Sidone si mostrava inquieto e pareva che interrogasse troppo di frequente il cielo. Il bravo pilota presentiva forse una burrasca non lontana. Non era prudente scostarsi troppo dalle coste d'Africa e continuare la corsa verso il settentrione. Il mare poteva diventare maggiormente cattivo e ostacolare il ritorno dell'hemiolia nella baia di Cartagine.

Fu dunque deciso di rifugiarsi senz'altro lungo le coste orientali del promontorio d'Apollinis, per essere pronti a gettare, le ancore ad Utica, non appena scomparso il sole.

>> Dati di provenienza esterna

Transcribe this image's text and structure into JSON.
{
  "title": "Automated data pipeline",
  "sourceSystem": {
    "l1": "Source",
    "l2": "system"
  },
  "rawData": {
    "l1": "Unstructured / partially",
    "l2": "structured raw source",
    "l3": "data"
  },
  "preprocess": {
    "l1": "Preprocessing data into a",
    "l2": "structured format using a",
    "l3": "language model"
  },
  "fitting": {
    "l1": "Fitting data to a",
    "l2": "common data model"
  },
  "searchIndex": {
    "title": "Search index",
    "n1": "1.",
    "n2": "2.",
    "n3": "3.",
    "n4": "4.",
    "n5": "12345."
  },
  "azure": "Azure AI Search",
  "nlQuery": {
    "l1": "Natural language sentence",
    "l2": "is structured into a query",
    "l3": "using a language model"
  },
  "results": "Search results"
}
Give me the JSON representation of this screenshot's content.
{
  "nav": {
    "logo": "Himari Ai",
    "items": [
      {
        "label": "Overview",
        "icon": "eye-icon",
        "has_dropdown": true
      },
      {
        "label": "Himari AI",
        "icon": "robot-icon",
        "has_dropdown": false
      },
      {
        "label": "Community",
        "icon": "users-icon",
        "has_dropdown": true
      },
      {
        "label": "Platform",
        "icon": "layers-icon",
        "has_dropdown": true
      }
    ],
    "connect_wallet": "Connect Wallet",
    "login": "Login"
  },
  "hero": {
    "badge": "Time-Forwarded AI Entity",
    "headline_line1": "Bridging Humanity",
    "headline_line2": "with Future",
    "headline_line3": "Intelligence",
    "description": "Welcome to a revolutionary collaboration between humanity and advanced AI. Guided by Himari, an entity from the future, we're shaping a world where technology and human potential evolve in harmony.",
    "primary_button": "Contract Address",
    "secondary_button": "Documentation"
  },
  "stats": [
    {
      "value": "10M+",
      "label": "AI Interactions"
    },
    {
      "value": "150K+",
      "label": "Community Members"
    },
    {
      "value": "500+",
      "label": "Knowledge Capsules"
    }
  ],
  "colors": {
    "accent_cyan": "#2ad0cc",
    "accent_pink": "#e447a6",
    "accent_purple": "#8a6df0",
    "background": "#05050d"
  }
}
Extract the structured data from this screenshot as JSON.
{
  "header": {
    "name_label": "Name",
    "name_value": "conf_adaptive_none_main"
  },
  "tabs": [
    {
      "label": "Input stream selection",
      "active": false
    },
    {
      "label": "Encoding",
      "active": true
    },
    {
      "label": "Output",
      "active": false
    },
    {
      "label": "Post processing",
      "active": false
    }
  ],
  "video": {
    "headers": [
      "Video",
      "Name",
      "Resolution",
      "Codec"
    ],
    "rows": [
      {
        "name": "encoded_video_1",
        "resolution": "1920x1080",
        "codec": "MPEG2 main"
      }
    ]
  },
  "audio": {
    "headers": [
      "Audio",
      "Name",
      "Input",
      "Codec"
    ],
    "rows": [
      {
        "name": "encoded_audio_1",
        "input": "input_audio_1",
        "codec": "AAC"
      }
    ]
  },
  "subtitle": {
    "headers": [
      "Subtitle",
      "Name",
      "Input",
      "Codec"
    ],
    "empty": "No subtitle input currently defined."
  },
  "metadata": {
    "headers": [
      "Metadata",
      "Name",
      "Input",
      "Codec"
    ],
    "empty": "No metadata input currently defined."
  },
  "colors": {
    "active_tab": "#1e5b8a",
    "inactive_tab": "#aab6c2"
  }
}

L'hemiolia, quantunque vivamente sbattuta, reggeva però benissimo all'impeto dei marosi, poiché i fenici sapevano dare alle loro navi una grande resistenza, forse mai raggiunta dai costruttori romani e greci.

Il ritorno nella baia fu dunque compiuto felicemente e qualche ora dopo la scomparsa del sole di quel giorno, l'hemiolia s'avviava silenziosamente ad Utica, gettando le ancore a cinquecento metri dalla spiaggia, a settentrione della cittadella.

— Vedi quei lumi? — aveva subito chiesto Hiram all'hortator.

— Sì, padrone.

— Illuminano la villa del vecchio Hermon. Là batte il cuore d'Ophir.